2011-01-03 Thread Steve Underwood

On 01/04/2011 04:22 AM, Kevin P. Fleming wrote:

On 01/03/2011 11:26 AM, Tom Rymes wrote:

Hi folks,

I was hoping that someone might be able to help clarify some confusion I
have on DAHDI Fax detection after spending some time searching. My
understanding is this:


I'll try.



1.) Echo cancellation is automatically disabled upon recognition of a
CNG tone, regardless of the faxdetect setting. This can only be disabled
at compile time.


No. CNG tone is never used to affect the state of an echo canceller. 
All G.168 compliant echo cancellers will respond to the CED tone 
(generated by the answering endpoint) and will reconfigure the echo 
canceller appropriately. Most modern ECs will *not* be disabled, but 
will enter a 'linear' mode where they can do some echo suppression but 
not complete cancellation. DAHDI will detect CED when most software 
echo cancellers are in use and will disable them (since none of the 
available software ECs can go into linear mode). The Digium HPEC 
software EC will detect CED on its own and enter linear mode.
That's not true. Modern echo cancellers normally disable completely. It 
is arguable whether they should disable completely for FAX, but they 
need to behave properly for all modems. For any duplex modem, disabling 
only the NLP is useless. They need to cancel end to end, so they don't 
get upset by a continuously adapting canceller, and so they can minimise 
the issues caused by the highly non-linear G.711 channel.

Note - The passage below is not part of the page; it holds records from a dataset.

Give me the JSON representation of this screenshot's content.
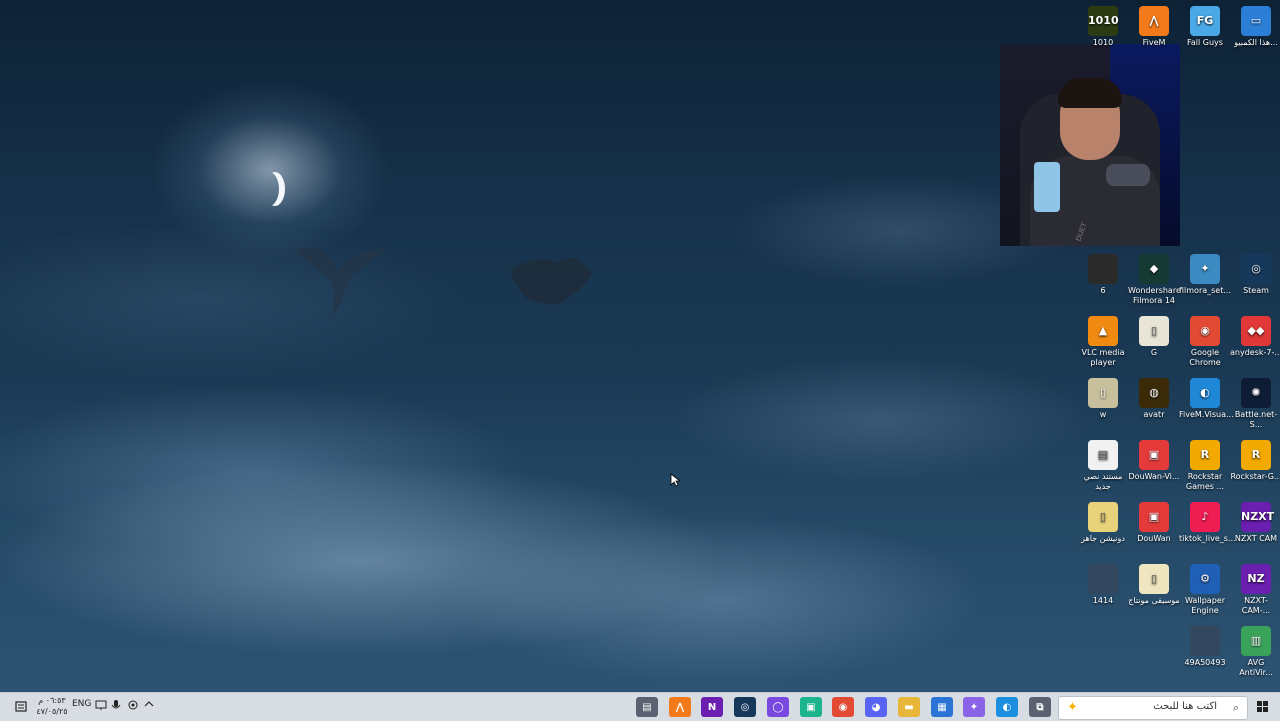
{
  "desktop": {
    "webcam_shirt_text": "DUET",
    "icons": [
      {
        "name": "icon-1010",
        "label": "1010",
        "color": "#2d3b12",
        "glyph": "1010"
      },
      {
        "name": "icon-fivem",
        "label": "FiveM",
        "color": "#f27a1a",
        "glyph": "⋀"
      },
      {
        "name": "icon-fall-guys",
        "label": "Fall Guys",
        "color": "#4aa8e6",
        "glyph": "FG"
      },
      {
        "name": "icon-this-pc",
        "label": "هذا الكمبيو...",
        "color": "#2b7dd6",
        "glyph": "▭"
      },
      {
        "name": "icon-6",
        "label": "6",
        "color": "#2a2a2a",
        "glyph": ""
      },
      {
        "name": "icon-filmora",
        "label": "Wondershare Filmora 14",
        "color": "#153a34",
        "glyph": "◆"
      },
      {
        "name": "icon-filmora-setup",
        "label": "filmora_set...",
        "color": "#3b8ac2",
        "glyph": "✦"
      },
      {
        "name": "icon-steam",
        "label": "Steam",
        "color": "#16395b",
        "glyph": "◎"
      },
      {
        "name": "icon-vlc",
        "label": "VLC media player",
        "color": "#f08a10",
        "glyph": "▲"
      },
      {
        "name": "icon-g",
        "label": "G",
        "color": "#e8e4d6",
        "glyph": "▯"
      },
      {
        "name": "icon-chrome",
        "label": "Google Chrome",
        "color": "#e24a33",
        "glyph": "◉"
      },
      {
        "name": "icon-anydesk",
        "label": "anydesk-7-...",
        "color": "#e03838",
        "glyph": "◆◆"
      },
      {
        "name": "icon-w",
        "label": "w",
        "color": "#c8bf9c",
        "glyph": "▯"
      },
      {
        "name": "icon-avatr",
        "label": "avatr",
        "color": "#3a2a08",
        "glyph": "◍"
      },
      {
        "name": "icon-fivem-visual",
        "label": "FiveM.Visua...",
        "color": "#1e88d6",
        "glyph": "◐"
      },
      {
        "name": "icon-battlenet",
        "label": "Battle.net-S...",
        "color": "#0e1c36",
        "glyph": "✺"
      },
      {
        "name": "icon-new-text",
        "label": "مستند نصي جديد",
        "color": "#f1f1f1",
        "glyph": "▤"
      },
      {
        "name": "icon-douwan-vi",
        "label": "DouWan-Vi...",
        "color": "#e53a3a",
        "glyph": "▣"
      },
      {
        "name": "icon-rockstar-games",
        "label": "Rockstar Games ...",
        "color": "#f2a900",
        "glyph": "R"
      },
      {
        "name": "icon-rockstar-g",
        "label": "Rockstar-G...",
        "color": "#f2a900",
        "glyph": "R"
      },
      {
        "name": "icon-donation-ready",
        "label": "دونيشن جاهز",
        "color": "#e8d37a",
        "glyph": "▯"
      },
      {
        "name": "icon-douwan",
        "label": "DouWan",
        "color": "#e53a3a",
        "glyph": "▣"
      },
      {
        "name": "icon-tiktok-live",
        "label": "tiktok_live_s...",
        "color": "#ee1d52",
        "glyph": "♪"
      },
      {
        "name": "icon-nzxt-cam",
        "label": "NZXT CAM",
        "color": "#6a1fb0",
        "glyph": "NZXT"
      },
      {
        "name": "icon-1414",
        "label": "1414",
        "color": "#33485e",
        "glyph": ""
      },
      {
        "name": "icon-music-montage",
        "label": "موسيقى مونتاج",
        "color": "#efe6c0",
        "glyph": "▯"
      },
      {
        "name": "icon-wallpaper-engine",
        "label": "Wallpaper Engine",
        "color": "#1f5fb5",
        "glyph": "⚙"
      },
      {
        "name": "icon-nzxt-cam-2",
        "label": "NZXT-CAM-...",
        "color": "#6a1fb0",
        "glyph": "NZ"
      },
      {
        "name": "icon-49a50493",
        "label": "49A50493",
        "color": "#33485e",
        "glyph": ""
      },
      {
        "name": "icon-avg",
        "label": "AVG AntiVir...",
        "color": "#3aa35a",
        "glyph": "▥"
      }
    ]
  },
  "taskbar": {
    "search_placeholder": "اكتب هنا للبحث",
    "clock_time": "٠٦:٥٣ م",
    "clock_date": "٤٧/٠٥/٢٥",
    "language": "ENG",
    "apps": [
      {
        "name": "taskbar-widgets",
        "color": "#5b6170",
        "glyph": "▤"
      },
      {
        "name": "taskbar-fivem",
        "color": "#f27a1a",
        "glyph": "⋀"
      },
      {
        "name": "taskbar-nzxt",
        "color": "#6a1fb0",
        "glyph": "N"
      },
      {
        "name": "taskbar-steam",
        "color": "#16395b",
        "glyph": "◎"
      },
      {
        "name": "taskbar-app-purple",
        "color": "#7a4ae0",
        "glyph": "◯"
      },
      {
        "name": "taskbar-app-green",
        "color": "#1cb48c",
        "glyph": "▣"
      },
      {
        "name": "taskbar-chrome",
        "color": "#e24a33",
        "glyph": "◉"
      },
      {
        "name": "taskbar-discord",
        "color": "#5865f2",
        "glyph": "◕"
      },
      {
        "name": "taskbar-file-explorer",
        "color": "#e8b73a",
        "glyph": "▬"
      },
      {
        "name": "taskbar-store",
        "color": "#2a74d6",
        "glyph": "▦"
      },
      {
        "name": "taskbar-copilot",
        "color": "#8a63e6",
        "glyph": "✦"
      },
      {
        "name": "taskbar-edge",
        "color": "#1c8ee0",
        "glyph": "◐"
      },
      {
        "name": "taskbar-task-view",
        "color": "#5b6170",
        "glyph": "⧉"
      }
    ]
  }
}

2.) faxdetect=incoming will, upon detection of a CNG tone, send the call
to the fax extension.


If the CNG tone arrives from the network side of the DAHDI channel 
(the far endpoint), then yes.



3.) faxdetect=outgoing will ??


The same thing, but if the CNG tone is being sent towards the DAHDI 
channel (from the near endpoint). This is rarely used.



Also, do Digium cards with HW Echo Cancellation detect the CNG tones in
hardware? If so, how does the faxdetect setting in DAHDI affect that
behavior?


No, none of the Digium HW ECs detect and report CNG tones via the DSP; 
CNG tone detection is still done on the host CPU. 'faxdetect' is not 
set in DAHDI, it's set in chan_dahdi.conf.